Exciting New Router!

Ok, so it's not so exciting, but I had bought a Buffalo WHR-G54S Wireless Router and I had installed DD-WRT onto it. I was impressed enough by the quality of the hardware and how well the DD-WRT software worked that I went ahead and bought another one. In the past, I've used older computers with SmoothWall or similar router projects installed as internet routers, but really, the advantages of using a router like the Buffalo product or certain Linksys routers with an open-source project like DD-WRT or Tomato, such as lower overall costs, less noise, less power consumption, and higher overall reliability (No harddrives to fail), are really difficult to ignore. Still, I might still use a computer-based router for certain situations, such as performance (I've noticed that the Buffalo WHR-G54S's 200 MHz CPU does max out if I've downloading something at the max 7 Mbps that my cable line is rated at, especially if I had QoS turned on. I don't think the old P3 1 GHz system I had as a router even triggered a blip on the CPU. I may have to setup the old router system again to check on ping times in games, too).

I'm also getting the ZyXEL G-102 802.11g Wireless Cardbus Adapter to see if it works any better than the Hawking Technologies' HWC54D Wireless-G Cardbus PC Card Adapter I got a while back in Linux.
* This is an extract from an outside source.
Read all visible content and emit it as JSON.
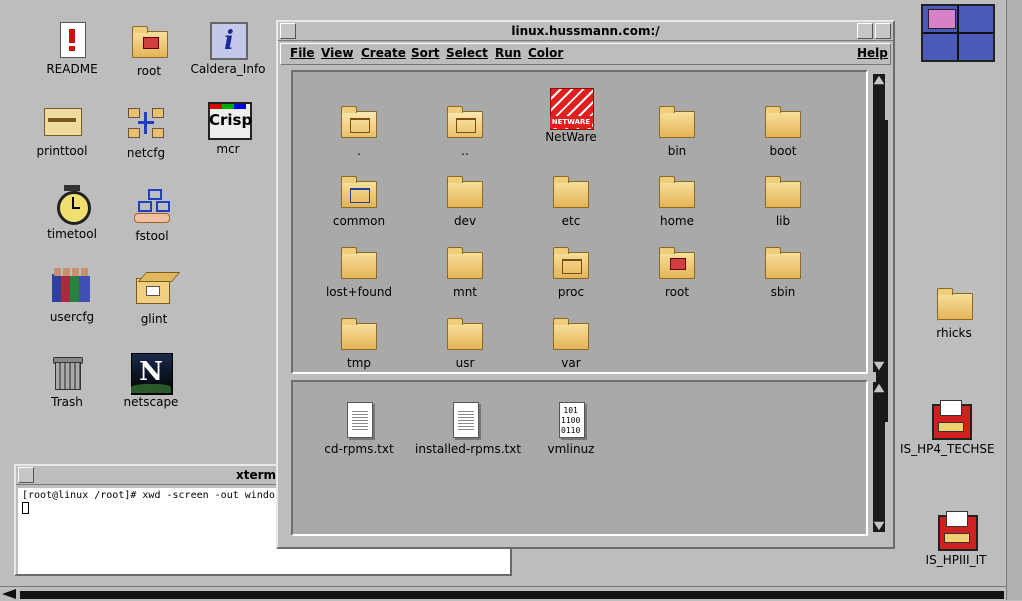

The Hawking *did* work out-of-the-box (with WEP encryption too!) on Ubuntu 6.06 Dapper, but I really couldn't bother to get it setup with WPA because the drivers couldn't use the standard WPA supplicant system every other card used. Hopefully the ZyXEL will work better for me, but I have a feeling that the Hawking screwed something up when I plugged it into the laptop running Ubuntu 6.10 Edgy. Heck, in Edgy, the onboard wireless seemed to work (but it has no range. Seemed to be a problem over time with it, as it was flaky in Windows), and I even had WPA options with Network Manager until I plugged in the Hawking card. I may have to figure out what it did to the O.S...

UPDATE: Hah! I just posted this today, and apparently there was a Slashdot article about the OpenWRT project that was posted earlier this morning!

UPDATE 2: Hmm... Looking around some more and I stumbled onto this blog post on X-Wrt. Pretty strong allegations about the DD-Wrt project, and if true doesn't bode well for it. I'm going to have to do some research on this. At the very least, there's many other projects going on that I can replace the current install with!